Monday's incident at the high court is the first time a group of petitioners was prevented from staging a protest there during the filing of a petition.
It happened a day after Ermita Police Station Commander Ariel Caramoan was sacked after authorities supposedly failed to implement safety protocols among a huge crowd of visitors over the weekend at the controversial baywalk in Manila Bay.
In 36 previous filings against the anti-terror law, police did not stop petitioners from raising placards calling for the junking of the measure.
The latest was the filing of the 36th petition by a group of humanitarian and faith-based organizations composed of the Philippine Misereor Partnership, Inc., Disaster Risk Reduction Network Philippines, Citizen Disaster Response Center, and the National Secretariat for Social Action/Caritas Philippines on Monday morning.
Daniel, who replaced Caramoan, said they prohibited holding of placards because touching those by itself could possibly help spread the virus that causes COVID-19.
Asked why the Manila police was suddenly strictly enforcing quarantine protocols when, in the past 2 days, they allowed throngs of people gathered in what is now called the Manila Bay Sands without observing physical distancing, Daniel claimed they had been strictly implementing protocols, except that they were overwhelmed by the thousands of people who trooped to Manila Bay.
“Actually, mahigpit na po kami. Minsan lang kasi, katulad dun sa Baywalk po, nagkaroon po ng biglaan na hindi agad naaksyunan sa sobrang dami ng tao," he said.
(We are actually strict. But sometimes, like what happened in Baywalk, there was a sudden influx of people and we were not able to respond immediately.)

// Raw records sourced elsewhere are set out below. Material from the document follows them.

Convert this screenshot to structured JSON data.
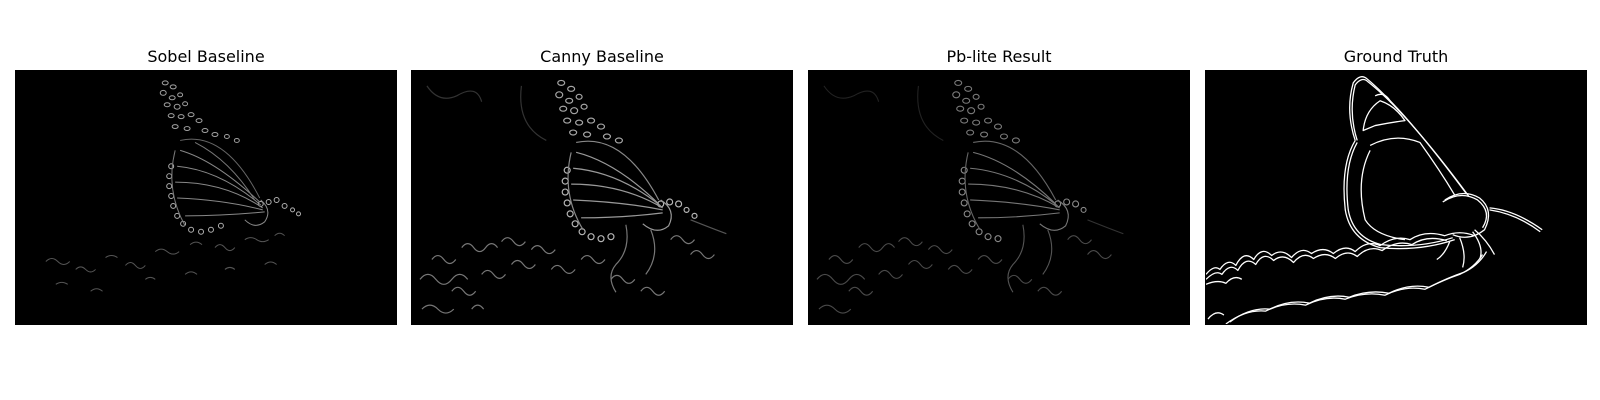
{
  "panels": [
    {
      "title": "Sobel Baseline"
    },
    {
      "title": "Canny Baseline"
    },
    {
      "title": "Pb-lite Result"
    },
    {
      "title": "Ground Truth"
    }
  ]
}
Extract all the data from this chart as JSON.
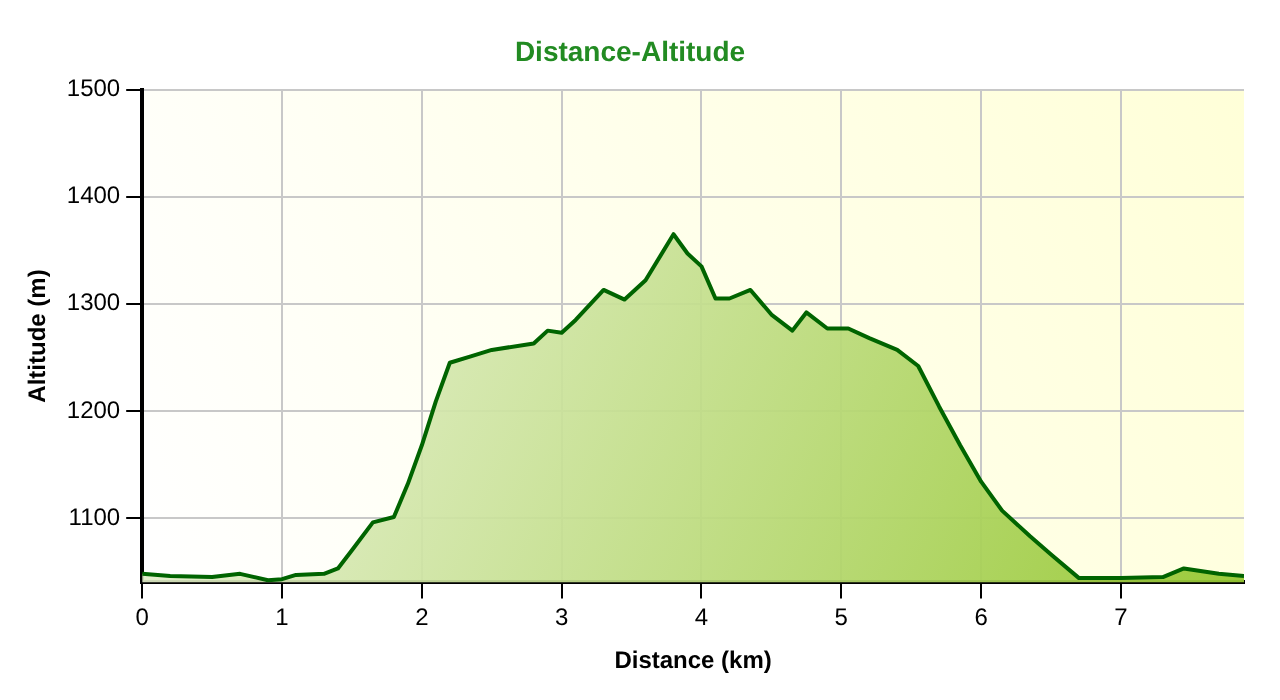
{
  "chart_data": {
    "type": "area",
    "title": "Distance-Altitude",
    "xlabel": "Distance (km)",
    "ylabel": "Altitude (m)",
    "series": [
      {
        "color": "#006400",
        "x": [
          0,
          0.2,
          0.5,
          0.7,
          0.9,
          1.0,
          1.1,
          1.3,
          1.4,
          1.5,
          1.65,
          1.8,
          1.9,
          2.0,
          2.1,
          2.2,
          2.35,
          2.5,
          2.8,
          2.9,
          3.0,
          3.1,
          3.3,
          3.45,
          3.6,
          3.8,
          3.9,
          4.0,
          4.1,
          4.2,
          4.35,
          4.5,
          4.65,
          4.75,
          4.9,
          5.05,
          5.2,
          5.4,
          5.55,
          5.7,
          5.85,
          6.0,
          6.15,
          6.35,
          6.5,
          6.7,
          7.0,
          7.3,
          7.45,
          7.7,
          7.88
        ],
        "values": [
          1048,
          1046,
          1045,
          1048,
          1042,
          1043,
          1047,
          1048,
          1053,
          1070,
          1096,
          1101,
          1132,
          1168,
          1209,
          1245,
          1251,
          1257,
          1263,
          1275,
          1273,
          1285,
          1313,
          1304,
          1322,
          1365,
          1347,
          1335,
          1305,
          1305,
          1313,
          1290,
          1275,
          1292,
          1277,
          1277,
          1268,
          1257,
          1242,
          1204,
          1168,
          1134,
          1107,
          1083,
          1066,
          1044,
          1044,
          1045,
          1053,
          1048,
          1046
        ]
      }
    ],
    "xlim": [
      0,
      7.88
    ],
    "xticks": [
      0,
      1,
      2,
      3,
      4,
      5,
      6,
      7
    ],
    "ylim": [
      1040,
      1500
    ],
    "yticks": [
      1100,
      1200,
      1300,
      1400,
      1500
    ],
    "grid": true,
    "legend": false,
    "marker": "none",
    "line_style": "solid"
  }
}
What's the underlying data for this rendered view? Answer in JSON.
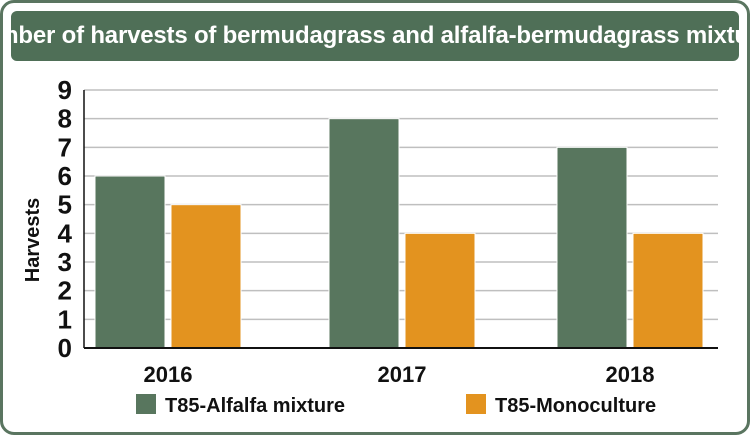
{
  "chart_data": {
    "type": "bar",
    "title": "Number of harvests of bermudagrass and alfalfa-bermudagrass mixtures",
    "xlabel": "",
    "ylabel": "Harvests",
    "categories": [
      "2016",
      "2017",
      "2018"
    ],
    "series": [
      {
        "name": "T85-Alfalfa mixture",
        "values": [
          6,
          8,
          7
        ],
        "color": "#58765e"
      },
      {
        "name": "T85-Monoculture",
        "values": [
          5,
          4,
          4
        ],
        "color": "#e3931f"
      }
    ],
    "ylim": [
      0,
      9
    ],
    "yticks": [
      "0",
      "1",
      "2",
      "3",
      "4",
      "5",
      "6",
      "7",
      "8",
      "9"
    ],
    "grid": true,
    "legend": "bottom"
  },
  "colors": {
    "frame": "#5a7560",
    "title_background": "#4f6f57",
    "title_text": "#ffffff",
    "grid": "#bfbfbf"
  }
}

"Pero, lahat po ng mga groupings sa Manila is inaaksyunan po ng mga pulis na huwag muna magkaroon ng groupings, malalabag po natin ‘yung social distancing,” he explained.
(But we always respond to reports of group activities in Manila. We advise them not to group together because we will violate social distancing.)

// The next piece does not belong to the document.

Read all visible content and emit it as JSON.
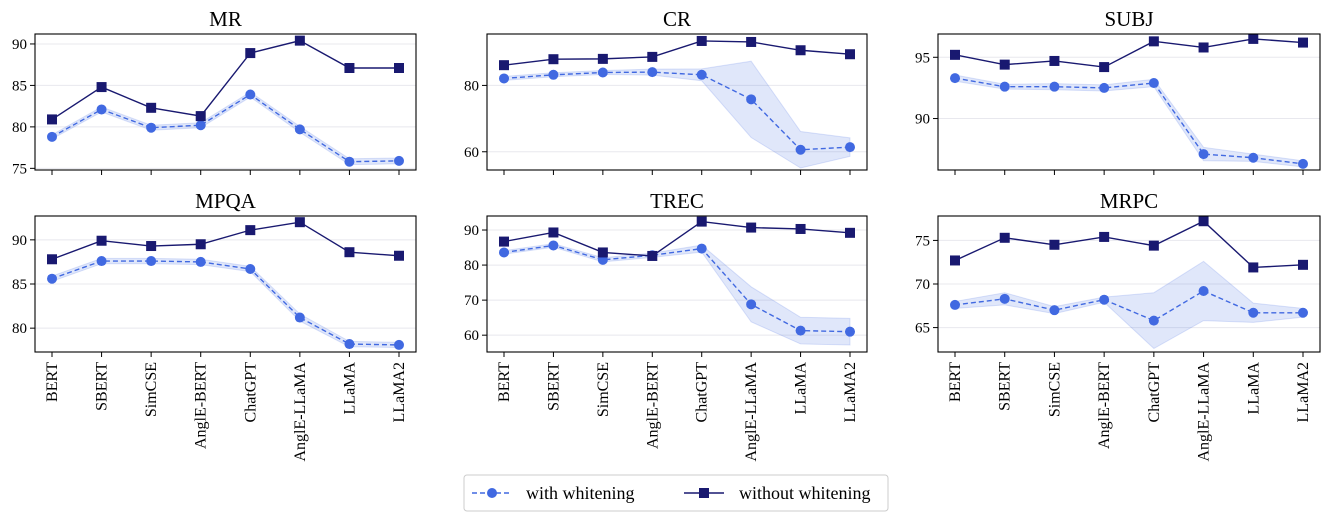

The rehabilitated portion of the Manila Baywalk, filled with dolomite, was opened to the public over the weekend by the Department of Environment and Natural Resources and the Manila City government.
Some of the visitors were photographed close to each other and not wearing masks or face shields.

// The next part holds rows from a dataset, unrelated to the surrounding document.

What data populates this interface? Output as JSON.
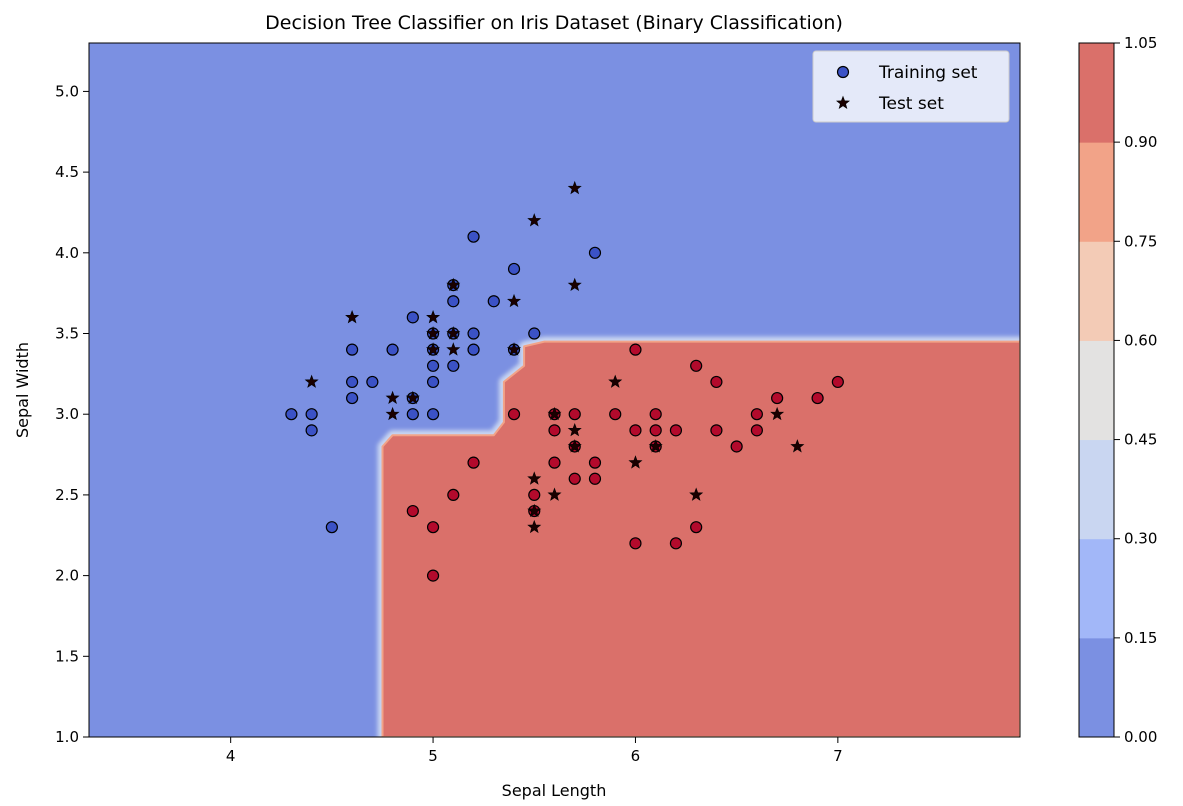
{
  "chart_data": {
    "type": "scatter",
    "title": "Decision Tree Classifier on Iris Dataset (Binary Classification)",
    "xlabel": "Sepal Length",
    "ylabel": "Sepal Width",
    "xlim": [
      3.3,
      7.9
    ],
    "ylim": [
      1.0,
      5.3
    ],
    "xticks": [
      4,
      5,
      6,
      7
    ],
    "yticks": [
      1.0,
      1.5,
      2.0,
      2.5,
      3.0,
      3.5,
      4.0,
      4.5,
      5.0
    ],
    "legend": {
      "placement": "top-right",
      "entries": [
        "Training set",
        "Test set"
      ]
    },
    "decision_region": {
      "class0_color": "#7b90e2",
      "class1_color": "#da706a",
      "class1_boundary": [
        [
          4.75,
          1.0
        ],
        [
          4.75,
          2.8
        ],
        [
          4.8,
          2.87
        ],
        [
          5.3,
          2.87
        ],
        [
          5.35,
          2.95
        ],
        [
          5.35,
          3.2
        ],
        [
          5.45,
          3.3
        ],
        [
          5.45,
          3.42
        ],
        [
          5.55,
          3.45
        ],
        [
          7.9,
          3.45
        ],
        [
          7.9,
          1.0
        ]
      ]
    },
    "colorbar": {
      "ticks": [
        "0.00",
        "0.15",
        "0.30",
        "0.45",
        "0.60",
        "0.75",
        "0.90",
        "1.05"
      ],
      "bands": [
        "#7b90e2",
        "#a2b7f8",
        "#c9d6f1",
        "#e3e2e1",
        "#f3cbb6",
        "#f2a388",
        "#da706a"
      ]
    },
    "series": [
      {
        "name": "Training set",
        "marker": "circle",
        "class0_color": "#3b52c6",
        "class1_color": "#b30a2c",
        "points_class0": [
          [
            4.3,
            3.0
          ],
          [
            4.4,
            3.0
          ],
          [
            4.4,
            2.9
          ],
          [
            4.5,
            2.3
          ],
          [
            4.6,
            3.4
          ],
          [
            4.6,
            3.2
          ],
          [
            4.6,
            3.1
          ],
          [
            4.7,
            3.2
          ],
          [
            4.8,
            3.4
          ],
          [
            4.9,
            3.6
          ],
          [
            4.9,
            3.1
          ],
          [
            4.9,
            3.0
          ],
          [
            5.0,
            3.5
          ],
          [
            5.0,
            3.4
          ],
          [
            5.0,
            3.3
          ],
          [
            5.0,
            3.2
          ],
          [
            5.0,
            3.0
          ],
          [
            5.1,
            3.8
          ],
          [
            5.1,
            3.7
          ],
          [
            5.1,
            3.5
          ],
          [
            5.1,
            3.3
          ],
          [
            5.2,
            4.1
          ],
          [
            5.2,
            3.5
          ],
          [
            5.2,
            3.4
          ],
          [
            5.3,
            3.7
          ],
          [
            5.4,
            3.9
          ],
          [
            5.4,
            3.4
          ],
          [
            5.5,
            3.5
          ],
          [
            5.8,
            4.0
          ]
        ],
        "points_class1": [
          [
            4.9,
            2.4
          ],
          [
            5.0,
            2.3
          ],
          [
            5.0,
            2.0
          ],
          [
            5.1,
            2.5
          ],
          [
            5.2,
            2.7
          ],
          [
            5.4,
            3.0
          ],
          [
            5.5,
            2.5
          ],
          [
            5.5,
            2.4
          ],
          [
            5.6,
            3.0
          ],
          [
            5.6,
            2.9
          ],
          [
            5.6,
            2.7
          ],
          [
            5.7,
            3.0
          ],
          [
            5.7,
            2.8
          ],
          [
            5.7,
            2.6
          ],
          [
            5.8,
            2.7
          ],
          [
            5.8,
            2.6
          ],
          [
            5.9,
            3.0
          ],
          [
            6.0,
            3.4
          ],
          [
            6.0,
            2.9
          ],
          [
            6.0,
            2.2
          ],
          [
            6.1,
            3.0
          ],
          [
            6.1,
            2.9
          ],
          [
            6.1,
            2.8
          ],
          [
            6.2,
            2.9
          ],
          [
            6.2,
            2.2
          ],
          [
            6.3,
            3.3
          ],
          [
            6.3,
            2.3
          ],
          [
            6.4,
            3.2
          ],
          [
            6.4,
            2.9
          ],
          [
            6.5,
            2.8
          ],
          [
            6.6,
            3.0
          ],
          [
            6.6,
            2.9
          ],
          [
            6.7,
            3.1
          ],
          [
            6.9,
            3.1
          ],
          [
            7.0,
            3.2
          ]
        ]
      },
      {
        "name": "Test set",
        "marker": "star",
        "color": "#1a0000",
        "points": [
          [
            4.4,
            3.2
          ],
          [
            4.6,
            3.6
          ],
          [
            4.8,
            3.1
          ],
          [
            4.8,
            3.0
          ],
          [
            4.9,
            3.1
          ],
          [
            5.0,
            3.6
          ],
          [
            5.0,
            3.5
          ],
          [
            5.0,
            3.4
          ],
          [
            5.1,
            3.8
          ],
          [
            5.1,
            3.5
          ],
          [
            5.1,
            3.4
          ],
          [
            5.4,
            3.7
          ],
          [
            5.4,
            3.4
          ],
          [
            5.5,
            4.2
          ],
          [
            5.5,
            2.6
          ],
          [
            5.5,
            2.4
          ],
          [
            5.5,
            2.3
          ],
          [
            5.6,
            3.0
          ],
          [
            5.6,
            2.5
          ],
          [
            5.7,
            4.4
          ],
          [
            5.7,
            3.8
          ],
          [
            5.7,
            2.9
          ],
          [
            5.7,
            2.8
          ],
          [
            5.9,
            3.2
          ],
          [
            6.0,
            2.7
          ],
          [
            6.1,
            2.8
          ],
          [
            6.3,
            2.5
          ],
          [
            6.7,
            3.0
          ],
          [
            6.8,
            2.8
          ]
        ]
      }
    ]
  }
}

In at least 2 other instances, police and local government units had sought to prevent protests from taking place citing quarantine protocols.
But a Manila court junked the case filed against protesters during the Pride march in Manila and a Cebu court dismissed the case for violation of quarantine protocols against a group of protesters at the University of the Philippines in Cebu, ruling that a law calling for cooperation from those inflicted with notifiable disease or institutions required to report these cases cannot be applied to punish protesters just for expressing dissent if they do not have the notifiable diseases themselves.
Authorities, however, have used this as legal basis to effect other arrests.
Meanwhile, the SC has acknowledged receipt of the 2 petitions filed Monday, with the official total of petitions now at 37.
There is no information yet on 2 other petitions supposedly filed by House Deputy Speaker Mujiv Hataman and a group of Mindanaons a few weeks ago.